En 2015, OpenAI présentait sa raison d’être ainsi : “OpenAl est une entreprise de recherche sur l’intelligence artificielle à but non lucratif. Notre objectif est de faire progresser l’intelligence numérique de la manière la plus susceptible de profiter à l’humanité dans son ensemble, sans être contraint par la nécessité de générer un rendement financier“. OpenAI détailla cette mission en 2015 : “Cette entreprise est à but non lucratif, organisée exclusivement à des fins caritatives et/ou éducatives au sens de la section 501(c)(3) de l’Internal Revenue Code de 1986, tel que modifié, ou de la disposition correspondante de toute future loi américaine sur les revenus internes. L’objectif spécifique de cette entreprise est de financer la recherche, le développement et la diffusion de technologies liées à l’intelligence artificielle. La technologie qui en résultera profitera au public et l’Entreprise cherchera à rendre la technologie accessible au public en open source, le cas échéant. L’Entreprise n’est pas organisée pour le gain d’une personne“. Cette ambition fut réaffirmée jusqu’en novembre 2023 dans leur dernière déclaration d’impôt sur le revenu en date : “La mission d’OpenAI est de construire une intelligence artificielle polyvalente qui profite à l’humanité en toute sécurité, sans être contrainte par le besoin de générer un retour financier“. Inutile de dire que le statut à but non lucratif est très lucratif sur le plan fiscal.

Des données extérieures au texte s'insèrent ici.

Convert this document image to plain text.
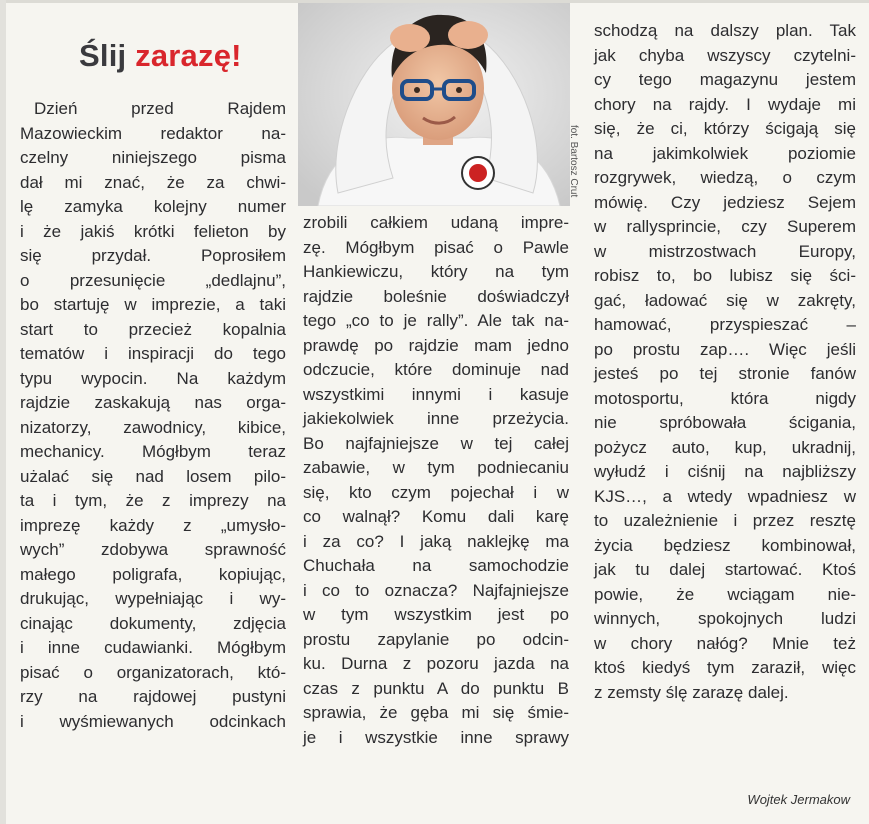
Ślij zarazę!
fot. Bartosz Crut
Dzień przed Rajdem
Mazowieckim redaktor na-
czelny niniejszego pisma
dał mi znać, że za chwi-
lę zamyka kolejny numer
i że jakiś krótki felieton by
się przydał. Poprosiłem
o przesunięcie „dedlajnu”,
bo startuję w imprezie, a taki
start to przecież kopalnia
tematów i inspiracji do tego
typu wypocin. Na każdym
rajdzie zaskakują nas orga-
nizatorzy, zawodnicy, kibice,
mechanicy. Mógłbym teraz
użalać się nad losem pilo-
ta i tym, że z imprezy na
imprezę każdy z „umysło-
wych” zdobywa sprawność
małego poligrafa, kopiując,
drukując, wypełniając i wy-
cinając dokumenty, zdjęcia
i inne cudawianki. Mógłbym
pisać o organizatorach, któ-
rzy na rajdowej pustyni
i wyśmiewanych odcinkach
zrobili całkiem udaną impre-
zę. Mógłbym pisać o Pawle
Hankiewiczu, który na tym
rajdzie boleśnie doświadczył
tego „co to je rally”. Ale tak na-
prawdę po rajdzie mam jedno
odczucie, które dominuje nad
wszystkimi innymi i kasuje
jakiekolwiek inne przeżycia.
Bo najfajniejsze w tej całej
zabawie, w tym podniecaniu
się, kto czym pojechał i w
co walnął? Komu dali karę
i za co? I jaką naklejkę ma
Chuchała na samochodzie
i co to oznacza? Najfajniejsze
w tym wszystkim jest po
prostu zapylanie po odcin-
ku. Durna z pozoru jazda na
czas z punktu A do punktu B
sprawia, że gęba mi się śmie-
je i wszystkie inne sprawy
schodzą na dalszy plan. Tak
jak chyba wszyscy czytelni-
cy tego magazynu jestem
chory na rajdy. I wydaje mi
się, że ci, którzy ścigają się
na jakimkolwiek poziomie
rozgrywek, wiedzą, o czym
mówię. Czy jedziesz Sejem
w rallysprincie, czy Superem
w mistrzostwach Europy,
robisz to, bo lubisz się ści-
gać, ładować się w zakręty,
hamować, przyspieszać –
po prostu zap…. Więc jeśli
jesteś po tej stronie fanów
motosportu, która nigdy
nie spróbowała ścigania,
pożycz auto, kup, ukradnij,
wyłudź i ciśnij na najbliższy
KJS…, a wtedy wpadniesz w
to uzależnienie i przez resztę
życia będziesz kombinował,
jak tu dalej startować. Ktoś
powie, że wciągam nie-
winnych, spokojnych ludzi
w chory nałóg? Mnie też
ktoś kiedyś tym zaraził, więc
z zemsty ślę zarazę dalej.
Wojtek Jermakow
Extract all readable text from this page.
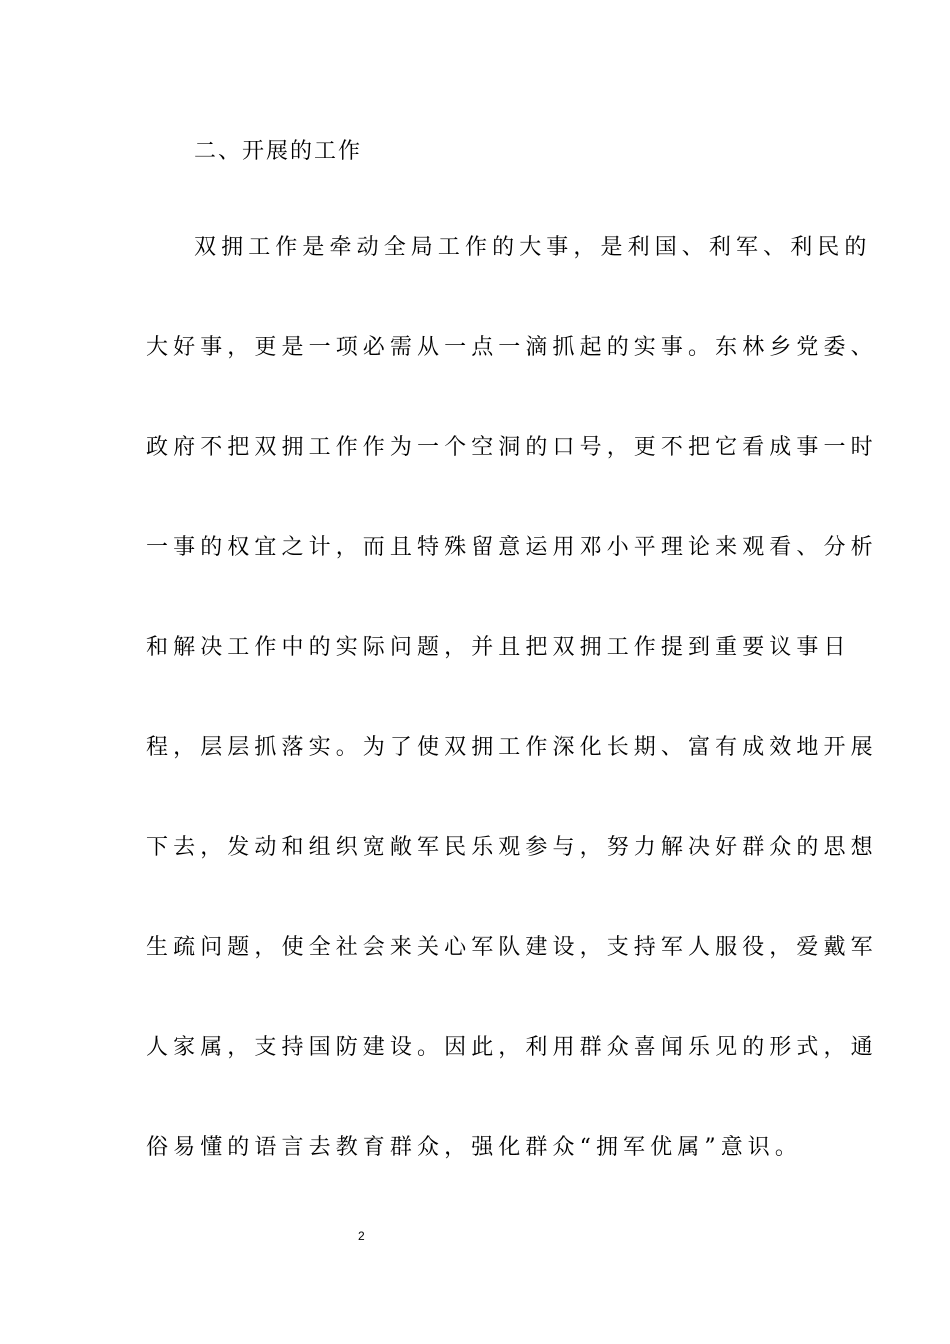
二、开展的工作
双拥工作是牵动全局工作的大事，是利国、利军、利民的
大好事，更是一项必需从一点一滴抓起的实事。东林乡党委、
政府不把双拥工作作为一个空洞的口号，更不把它看成事一时
一事的权宜之计，而且特殊留意运用邓小平理论来观看、分析
和解决工作中的实际问题，并且把双拥工作提到重要议事日
程，层层抓落实。为了使双拥工作深化长期、富有成效地开展
下去，发动和组织宽敞军民乐观参与，努力解决好群众的思想
生疏问题，使全社会来关心军队建设，支持军人服役，爱戴军
人家属，支持国防建设。因此，利用群众喜闻乐见的形式，通
俗易懂的语言去教育群众，强化群众“拥军优属”意识。
2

Aujourd’hui, cependant, le site Internet de l’Entreprise présente la mission suivante : “OpenAl est une entreprise dédiée à la recherche et au déploiement de l’intelligence artificielle. Notre mission est de faire en sorte que l’intelligence numérique profite à l’humanité dans son ensemble“. Les notions de but non lucratif et de soustraction à la nécessité d’un rendement financier ont disparu. Le problème est que, si le discours et les pratiques managériales et commerciales ont évolué, la configuration de l’Entreprise n’a pas changé et que cette évolution est un reniement de son mythe fondateur.

Au final, ce procès ne fait que réaffirmer le manque de candeur qui est désormais un trait de caractère connu de Sam Altman et a d’ailleurs été au coeur du vaudeville de son exclusion d’OpenAI puis de sa réintégration. Cela n’induit pas qu’Elon Musk va gagner ce procès car, s’il a raison sur les principes, il est beaucoup moins clair qu’il ait les arguments juridiques pour prévaloir en matière de rupture de contrat et de manquement au devoir fiduciaire des accusés.